Courthouse renovation, solar moratorium meetings set
The Southampton County Board of Supervisors recently set up two meetings outside of its usual schedule, one to advance the Southampton County Courthouse renovation project and the other to possibly establish a one-year moratorium on receipt by the county of utility scale solar energy project applications.
At its Aug. 24 meeting, the board voted to continue the meeting to Sept. 7 at 5 p.m. at Camp Community College to continue work on the courthouse renovation project.
The project is a joint effort involving the county and the City of Franklin, and the two localities agreed on a budget placeholder of $16.8 million.

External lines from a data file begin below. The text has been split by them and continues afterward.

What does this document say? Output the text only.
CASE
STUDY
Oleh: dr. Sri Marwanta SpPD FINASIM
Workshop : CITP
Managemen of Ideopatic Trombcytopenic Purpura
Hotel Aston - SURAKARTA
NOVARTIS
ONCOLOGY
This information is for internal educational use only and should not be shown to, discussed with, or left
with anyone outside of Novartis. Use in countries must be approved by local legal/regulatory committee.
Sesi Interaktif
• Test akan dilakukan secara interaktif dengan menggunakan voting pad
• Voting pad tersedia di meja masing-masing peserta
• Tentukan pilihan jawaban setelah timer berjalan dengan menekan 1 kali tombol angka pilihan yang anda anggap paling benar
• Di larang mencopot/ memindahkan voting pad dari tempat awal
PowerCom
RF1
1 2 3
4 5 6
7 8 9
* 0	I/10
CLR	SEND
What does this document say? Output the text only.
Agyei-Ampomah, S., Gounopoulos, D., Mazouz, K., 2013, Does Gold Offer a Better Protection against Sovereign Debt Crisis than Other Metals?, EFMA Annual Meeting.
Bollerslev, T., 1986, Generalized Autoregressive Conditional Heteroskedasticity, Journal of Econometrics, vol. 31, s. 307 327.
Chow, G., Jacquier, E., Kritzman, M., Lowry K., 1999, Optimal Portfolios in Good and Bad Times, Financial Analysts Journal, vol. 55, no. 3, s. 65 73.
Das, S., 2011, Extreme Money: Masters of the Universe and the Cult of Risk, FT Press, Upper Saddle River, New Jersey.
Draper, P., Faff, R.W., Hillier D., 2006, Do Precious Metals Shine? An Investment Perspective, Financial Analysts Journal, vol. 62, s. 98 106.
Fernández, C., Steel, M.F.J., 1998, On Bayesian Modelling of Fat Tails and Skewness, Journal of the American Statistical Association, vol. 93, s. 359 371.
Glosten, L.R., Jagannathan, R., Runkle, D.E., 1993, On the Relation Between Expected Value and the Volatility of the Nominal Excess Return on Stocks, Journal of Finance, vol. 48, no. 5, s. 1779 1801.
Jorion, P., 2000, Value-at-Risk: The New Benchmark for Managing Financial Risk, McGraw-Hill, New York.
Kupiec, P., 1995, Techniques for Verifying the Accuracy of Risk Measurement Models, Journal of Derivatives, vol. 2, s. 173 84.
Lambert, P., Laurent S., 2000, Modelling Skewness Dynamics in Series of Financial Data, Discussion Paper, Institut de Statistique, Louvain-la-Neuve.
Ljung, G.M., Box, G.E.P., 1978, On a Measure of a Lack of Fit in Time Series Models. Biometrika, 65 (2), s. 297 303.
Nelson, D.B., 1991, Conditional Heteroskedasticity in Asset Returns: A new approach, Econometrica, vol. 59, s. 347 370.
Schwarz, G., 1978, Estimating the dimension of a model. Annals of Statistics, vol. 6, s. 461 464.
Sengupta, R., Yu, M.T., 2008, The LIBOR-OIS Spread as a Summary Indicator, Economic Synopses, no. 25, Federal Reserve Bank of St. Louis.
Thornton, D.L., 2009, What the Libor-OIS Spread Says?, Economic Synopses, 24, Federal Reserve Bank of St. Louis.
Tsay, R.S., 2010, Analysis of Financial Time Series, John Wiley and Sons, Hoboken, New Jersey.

In a written report to the Board of Supervisors, Johnson noted that the lowest bid for the renovation project was $22.1 million, submitted by Heartland Construction, exceeding the placeholder amount by $5.3 million.
“Our design team is actively engaged with their management in a value engineering process to reduce the project cost as much as possible,” he stated. “We are scheduled to receive their report on Sept. 3 and have requested the board to continue tonight’s meeting to Tuesday, Sept. 7, to discuss next steps.”
The board agreed to hold the meeting at the college. Johnson stated Aug. 31 that it will be held in Room 119 of the main building. Air conditioning replacement prevented the Workforce Development Center from being available.
In a separate written report to the board, Johnson stated the board will be asked to continue the Sept. 7 meeting to Sept. 9 at 7:30 p.m. when supervisors will meet jointly with the county’s Planning Commission at the Southampton County Office Center for a public hearing on the proposed moratorium on applications for utility scale solar energy projects.
Explaining why that date has been chosen, Johnson wrote that in order to effectuate the moratorium as quickly as possible, county staff was suggesting that the board and the Planning Commission conduct a joint public hearing on the Planning Commission’s next regular meeting night in September — Sept. 9.
“Provided that the Planning Commission makes a recommendation on the draft ordinance after the public hearing is closed, the board may also take action on the ordinance that evening, with an effective date of the following day,” Johnson stated.
The Board of Supervisors authorized advertisement of the public hearing during its Aug. 24 meeting when it was presented with the first reading of the proposed moratorium ordinance.
The draft ordinance reads as follows: “Beginning Sept. 10, 2021, and terminating on Sept. 10, 2022, conditional use permit applications for utility scale solar energy projects shall not be filed with the zoning administrator or considered by the Planning Commission.
“However, the foregoing shall not apply to any conditional use permit application received and accepted as technically complete by the zoning administrator prior to Sept. 10, 2021, including receipt of all supplementary requirements set forth in Sec. 18-628, et seq.
“This ordinance shall become effective at 12:01 a.m., Sept. 10, 2021.”